Suppose a vector is $\vec{A}=5\textbf{i} + 3\textbf{j}$, and other $\vec{B}=7\textbf{i}+3\textbf{j}$. Then $\vec{A}-\vec{B}=\vec{C}=-2\textbf{i}$.
Now, take for example a point charge vector field:
$${\mathbf  {E}}({\mathbf  {r}})= \ q_{i}{\frac  {{\mathbf  {r}}-{\mathbf  {r}}_{i}}{|{\mathbf  {r}}-{\mathbf  {r}}_{i}|^{3}}}$$
(Dropped the constants)
This kind of vectors have a new implementation, they are attached to a point in space.
I do not know if it is the same with velocity vector.
I just want to know if the idea is wrong and what should I review.
 A: When you say "they are attached to a point in space" you are implicitly translating the concept of "function" in to "attached". The field is a function that relate a vector with another, in terms of mathematics this two vector are still free vectors like the one you talked before.
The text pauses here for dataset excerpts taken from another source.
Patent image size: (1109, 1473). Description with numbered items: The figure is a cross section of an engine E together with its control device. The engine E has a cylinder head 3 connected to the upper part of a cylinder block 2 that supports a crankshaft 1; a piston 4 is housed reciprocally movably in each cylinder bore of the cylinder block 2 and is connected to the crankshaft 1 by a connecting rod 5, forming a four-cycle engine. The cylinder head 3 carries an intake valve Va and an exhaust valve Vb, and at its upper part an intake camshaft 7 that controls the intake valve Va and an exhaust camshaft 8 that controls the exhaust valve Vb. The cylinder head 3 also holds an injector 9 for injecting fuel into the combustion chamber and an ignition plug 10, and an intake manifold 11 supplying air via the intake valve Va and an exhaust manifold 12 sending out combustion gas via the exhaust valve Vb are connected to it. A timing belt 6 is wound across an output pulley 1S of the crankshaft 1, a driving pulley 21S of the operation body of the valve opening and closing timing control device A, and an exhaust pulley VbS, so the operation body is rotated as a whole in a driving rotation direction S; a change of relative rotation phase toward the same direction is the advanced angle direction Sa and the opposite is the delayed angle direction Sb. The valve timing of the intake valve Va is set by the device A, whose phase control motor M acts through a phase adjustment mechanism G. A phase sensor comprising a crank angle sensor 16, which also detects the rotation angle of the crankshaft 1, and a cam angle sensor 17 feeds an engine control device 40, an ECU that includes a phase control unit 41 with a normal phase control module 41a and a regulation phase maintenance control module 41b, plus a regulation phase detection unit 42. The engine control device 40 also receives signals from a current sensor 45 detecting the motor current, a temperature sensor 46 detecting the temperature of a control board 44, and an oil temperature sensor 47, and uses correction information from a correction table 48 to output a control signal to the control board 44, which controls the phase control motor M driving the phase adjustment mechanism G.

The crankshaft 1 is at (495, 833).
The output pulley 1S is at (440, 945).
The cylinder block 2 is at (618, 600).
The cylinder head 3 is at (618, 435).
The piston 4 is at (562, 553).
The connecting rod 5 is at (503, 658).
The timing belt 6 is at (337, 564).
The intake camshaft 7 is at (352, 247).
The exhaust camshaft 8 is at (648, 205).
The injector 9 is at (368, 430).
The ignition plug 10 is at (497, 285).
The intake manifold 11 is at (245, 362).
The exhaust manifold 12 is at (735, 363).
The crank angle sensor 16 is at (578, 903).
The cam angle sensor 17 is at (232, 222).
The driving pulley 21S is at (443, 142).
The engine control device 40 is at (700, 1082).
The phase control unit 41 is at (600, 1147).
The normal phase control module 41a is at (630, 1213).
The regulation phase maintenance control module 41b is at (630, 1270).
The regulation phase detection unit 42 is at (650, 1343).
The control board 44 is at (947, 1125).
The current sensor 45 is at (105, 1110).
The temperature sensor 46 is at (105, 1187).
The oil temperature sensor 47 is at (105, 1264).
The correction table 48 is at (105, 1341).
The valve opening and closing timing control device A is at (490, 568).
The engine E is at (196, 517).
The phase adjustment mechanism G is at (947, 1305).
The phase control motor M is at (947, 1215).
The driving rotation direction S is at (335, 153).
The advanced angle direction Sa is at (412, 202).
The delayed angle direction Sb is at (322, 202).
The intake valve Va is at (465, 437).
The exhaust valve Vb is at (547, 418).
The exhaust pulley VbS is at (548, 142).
It is the interpretation, the meaning you give to this vectors that leads to that sort of difference, the first, the domain vectors, are interpreted as position, while the image vector represent forces, so you are binding forces to a position, but the two vectors themselves, taken separately from the relation have nothing different from velocity vectors, it's the relation, the function that creates that "binding", a function is indeed binding couple of elements.
A: In purely mathematical sense, you can put the origin of the electric field vector $\textbf{E}$ everywhere in the space. This is ok, actually.
However, the object which your are considering is not only mathematical but physical: Electric field vector. Remember that electric field is defined as a vector field that associates to each point in space the Coulomb force that would be experienced per unit of electric charge at a point,by an infinitesimal test charge at that point, so each E vector has its defined origin to identify the point which the source act on. That is to say, the origin of the E vector has its own physical meaning.